Summary of studies looking at bicarb and CKD progression:

• UBI – positive finding
• Bicarb – negative finding
• Alkali in CKD – not powered sufficiently
• Veterans – no change
• Base trial –  not powered to look at CKD progression
• Veverimer – not powered to look at CKD progression

However, it is important to consider that trials that aren’t placebo-controlled can make it harder to interpret the results.

What is veverimer?

Veverimer is a medication used to reduce metabolic acidosis without using sodium. In a placebo-controlled trial of this medication, researchers found no effect on CKD progression. Overall, they considered the study null

One potential reason for the null findings was the failure to achieve significant reductions of CO2 levels with veverimer.

In transplant patients, 240 patients got either sodium bicarb or placebo, but there was no change in eGFR, despite getting good separation in the CO2 levels.  Though one concern is was that researchers found that sodium bicarb increased ACR, which isn’t good.

Summary

• Animal data shows that metabolic acidosis can hasten Kidney damage
• Multiple observational studies show that low CO2 levels are associated with faster CKD progression
• One large study did not achieve separation
• So we cannot say that treating metabolic acidosis slows CKD progression

But why?

The potential concern is the diet.  The western diet is thought to be acidogenic and this is associated with increase osteoporosis.

Higher serum CO2 is associated with better BMD based on NHANES data.

K-citrate for 24 months (with normal eGFR) – had higher BMD than placebo.

If bone is one of the primary buffers for acid-base.  It is possible that low level acidosis associated with the Western Diet may be impacting bone health.

However no effects on BMD were observed with Alkali therapy in a CKD trial. 

Does Sodium Bicarb treatment increase systolic blood pressure?

There have been signals in a study that SBP will be higher with higher doses of Sodium Bicarb.  There are signals of increased edema and increased need for antihypertensive therapy. 

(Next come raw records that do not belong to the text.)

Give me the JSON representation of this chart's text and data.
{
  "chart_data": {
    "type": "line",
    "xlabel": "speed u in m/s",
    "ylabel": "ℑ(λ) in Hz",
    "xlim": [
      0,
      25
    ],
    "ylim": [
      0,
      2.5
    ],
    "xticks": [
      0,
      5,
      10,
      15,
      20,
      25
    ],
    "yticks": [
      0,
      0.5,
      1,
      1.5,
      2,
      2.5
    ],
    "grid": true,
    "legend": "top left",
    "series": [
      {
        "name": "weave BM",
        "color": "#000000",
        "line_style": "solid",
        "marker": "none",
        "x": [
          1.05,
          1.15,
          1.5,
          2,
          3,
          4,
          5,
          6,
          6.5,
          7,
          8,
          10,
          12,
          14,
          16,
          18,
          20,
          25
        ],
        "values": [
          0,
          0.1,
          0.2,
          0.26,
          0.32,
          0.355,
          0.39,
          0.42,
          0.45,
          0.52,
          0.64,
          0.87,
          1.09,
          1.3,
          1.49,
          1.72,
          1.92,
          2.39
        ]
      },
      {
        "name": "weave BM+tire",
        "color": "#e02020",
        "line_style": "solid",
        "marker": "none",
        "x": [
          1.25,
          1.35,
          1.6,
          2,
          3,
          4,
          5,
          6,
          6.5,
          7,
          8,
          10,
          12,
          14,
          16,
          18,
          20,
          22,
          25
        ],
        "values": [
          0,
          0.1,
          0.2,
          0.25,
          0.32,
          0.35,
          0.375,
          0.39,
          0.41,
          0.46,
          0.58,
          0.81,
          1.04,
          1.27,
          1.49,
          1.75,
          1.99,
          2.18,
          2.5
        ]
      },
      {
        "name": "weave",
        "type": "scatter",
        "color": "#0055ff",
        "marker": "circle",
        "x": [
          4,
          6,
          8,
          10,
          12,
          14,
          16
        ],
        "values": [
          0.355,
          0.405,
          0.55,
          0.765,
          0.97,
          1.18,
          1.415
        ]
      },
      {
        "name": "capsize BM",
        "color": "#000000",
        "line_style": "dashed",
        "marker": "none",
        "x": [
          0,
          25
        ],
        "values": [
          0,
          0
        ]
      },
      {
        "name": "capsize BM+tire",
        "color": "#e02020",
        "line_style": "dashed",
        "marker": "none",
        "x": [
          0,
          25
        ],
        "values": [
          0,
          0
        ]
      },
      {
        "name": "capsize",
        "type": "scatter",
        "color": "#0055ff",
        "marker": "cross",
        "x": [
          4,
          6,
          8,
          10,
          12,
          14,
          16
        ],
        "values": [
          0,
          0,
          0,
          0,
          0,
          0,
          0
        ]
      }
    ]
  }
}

How dose sodium bicarb treatment in CKD impact bone health?

Summary:

Metabolic acidosis may contribute to osteoporosis and bone disease

Recommendation is to treat if CO2 is less than 18mmol/L

Treatment of metabolic acidosis can be dietary

Questions from the Audience

What about sodium citrate? Sodium citrate appears to be equivalent to sodium bicarbonate.

Is there a trial comparing veveremir to sodium bicarbonate? Unfortunately, no

My Key Take Aways:

I really enjoyed this talk and loved getting a thorough review of the physiology of metabolic acidosis in CKD and an update on the studies linking the treatment of acidosis with hard outcomes.

The key take aways for my practice are:

• Despite observational studies linking metabolic acidosis with CKD progression, the standard sodium bicarbonate therapy has failed to demonstrate slowing in clinical trials.
• Sodium bicarbonate has been found to be effective for lowering serum potassium
• The key contributors to dietary acid load are the amino acids methionine and cysteine, so for people looking to reduce their dietary acid load, limiting foods that contain these amino acids is likely important.